The Yellow Glass
Even the sight of the shrew-coloured Hillman
Minx didn’t dampen Tamang’s enthusiasm.
    “I hope you don’t mind sitting in the back, Mrs
Upshott?”  
    He held the door open for Kathleen, before he jumped in
next to me and began to fiddle about with his little box of tricks.   After which, he gave us a short description
of what the box did (well, as short as Tamang could ever make it, which wasn’t terribly short at all), before rolling
down his window and leaning forward in his seat, little box to the fore.   He looked like a small boy on Christmas
morning.   I switched the engine on and
began to glide towards the rear garage wall, to where I was reasonably sure the
entrance to the slide was hidden; a ventilation duct the only clue as to its
whereabouts.   We drove past the Aston
Martin and then past a jacked-up Land Rover and then straight past the exit to
the anonymous Waterloo backstreet where HQ was located.
    “Oy!”   The
mechanic had seen us and spurted out of his cubby hole.   “Where d’you think you’re going?”

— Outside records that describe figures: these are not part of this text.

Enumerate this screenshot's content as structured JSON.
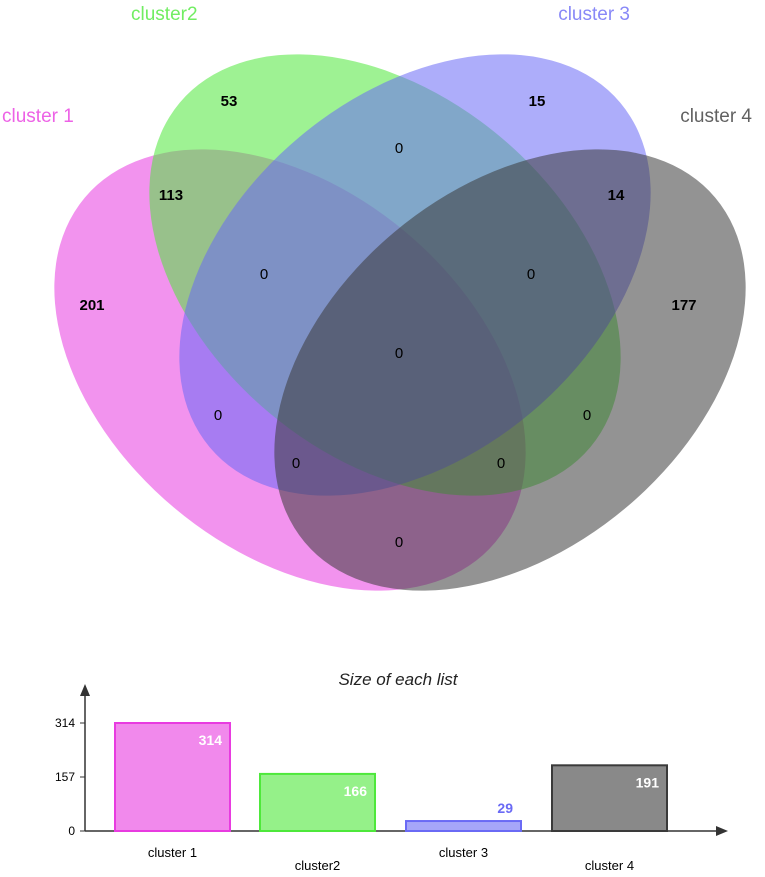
{
  "chart_data": [
    {
      "type": "venn",
      "sets": [
        {
          "name": "cluster 1",
          "color": "#e83be0"
        },
        {
          "name": "cluster2",
          "color": "#4ee83b"
        },
        {
          "name": "cluster 3",
          "color": "#6a6af5"
        },
        {
          "name": "cluster 4",
          "color": "#3a3a3a"
        }
      ],
      "regions": [
        {
          "sets": [
            "cluster 1"
          ],
          "value": 201
        },
        {
          "sets": [
            "cluster2"
          ],
          "value": 53
        },
        {
          "sets": [
            "cluster 3"
          ],
          "value": 15
        },
        {
          "sets": [
            "cluster 4"
          ],
          "value": 177
        },
        {
          "sets": [
            "cluster 1",
            "cluster2"
          ],
          "value": 113
        },
        {
          "sets": [
            "cluster 3",
            "cluster 4"
          ],
          "value": 14
        },
        {
          "sets": [
            "cluster2",
            "cluster 3"
          ],
          "value": 0
        },
        {
          "sets": [
            "cluster 1",
            "cluster2",
            "cluster 3"
          ],
          "value": 0
        },
        {
          "sets": [
            "cluster2",
            "cluster 3",
            "cluster 4"
          ],
          "value": 0
        },
        {
          "sets": [
            "cluster 1",
            "cluster2",
            "cluster 3",
            "cluster 4"
          ],
          "value": 0
        },
        {
          "sets": [
            "cluster 1",
            "cluster 3"
          ],
          "value": 0
        },
        {
          "sets": [
            "cluster2",
            "cluster 4"
          ],
          "value": 0
        },
        {
          "sets": [
            "cluster 1",
            "cluster 3",
            "cluster 4"
          ],
          "value": 0
        },
        {
          "sets": [
            "cluster 1",
            "cluster2",
            "cluster 4"
          ],
          "value": 0
        },
        {
          "sets": [
            "cluster 1",
            "cluster 4"
          ],
          "value": 0
        }
      ]
    },
    {
      "type": "bar",
      "title": "Size of each list",
      "categories": [
        "cluster 1",
        "cluster2",
        "cluster 3",
        "cluster 4"
      ],
      "values": [
        314,
        166,
        29,
        191
      ],
      "yticks": [
        "0",
        "157",
        "314"
      ],
      "ylim": [
        0,
        314
      ],
      "colors": [
        "#e83be0",
        "#4ee83b",
        "#6a6af5",
        "#3a3a3a"
      ]
    }
  ]
}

    “Christ, I hope that thing works, Tamang,” I said,
between gritted teeth, “because we’re heading right into the bloody wall.”
    And we were; we drove straight at the wall, like a
drill into mortar.   Kathleen stifled a scream,
ineffectively.   Then, just when it seemed
like we were about to get our heads smashed in, Tamang pointed his box and
pressed his thumb down, hard and . . .   ‘Open Sesame’!     The wall swung
open, proving to be a steel door behind a single layer of bricks, and we shot
through into a dim, narrow tunnel.   Tamang turned around to aim his box through the rear window and the door
promptly swung shut again.   I screeched
the car to a standstill.   For a moment we
sat in complete and utter darkness, before I switched on the interior
light.   Somewhere, water dripped on
stone.  
    “How about that!” Tamang crowed.   “It works!”   He turned to Kathleen in the back.   “My distance controlling device works, Mrs Upshott!”
    Kathleen’s grey look had returned, but she mustered a
smile for him.
    “Fabulous.”
    “It works on a similar principle to the controls they
use to open garage doors in America, you see.   They are also developing such devices for use on television sets, for
those people who are so unbelievably lazy as to wish to change channels without
getting up from their chairs.   Can you
believe that?”   He raised his eyebrows.   “But I’ve been applying the technology to
lights and, indeed, all electrical circuits.   The difficult part is making it universally applicable and that was
where I was less than one hundred per cent certain of the response . .”
    I let him burble on for a bit and then I switched on
the headlights.
    We gazed down the slide and I pointed the Hillman’s
nose down.   There was nowhere to go but down.   It was more of a bricked pipe than anything
else, a perfect circle of bricks with a mere foot of air between the car and
the wall at all points.   If we’d been in
Kathleen’s Austin Princess we’d never have squeezed through - we’d have jammed
like a cork in a bottle.   It was clear
that we were inside one of Joseph Bazelgette’s Victorian sewer pipes.   It was slick with running moisture - not
sewage, I hasten to add - and the walls were striped green with moss and algae.   I wondered whether melting ice from the
February freeze had drained down through the slide and been trapped with
nowhere else to go, for a small stream ran along the pipe, glinting in the headlights.   It was a cold, disorientating place to
be.  
    Kathleen tapped my shoulder.
    “Let’s make a move, shall we Tristram?   I’d rather not sit here any longer than I
have to.”
    “Absolutely, darling.”   I took a deep breath.   “Are we all
set?”  
    Tamang nodded, vigorously, beside me and I caught my
wife narrowing her eyes in the mirror.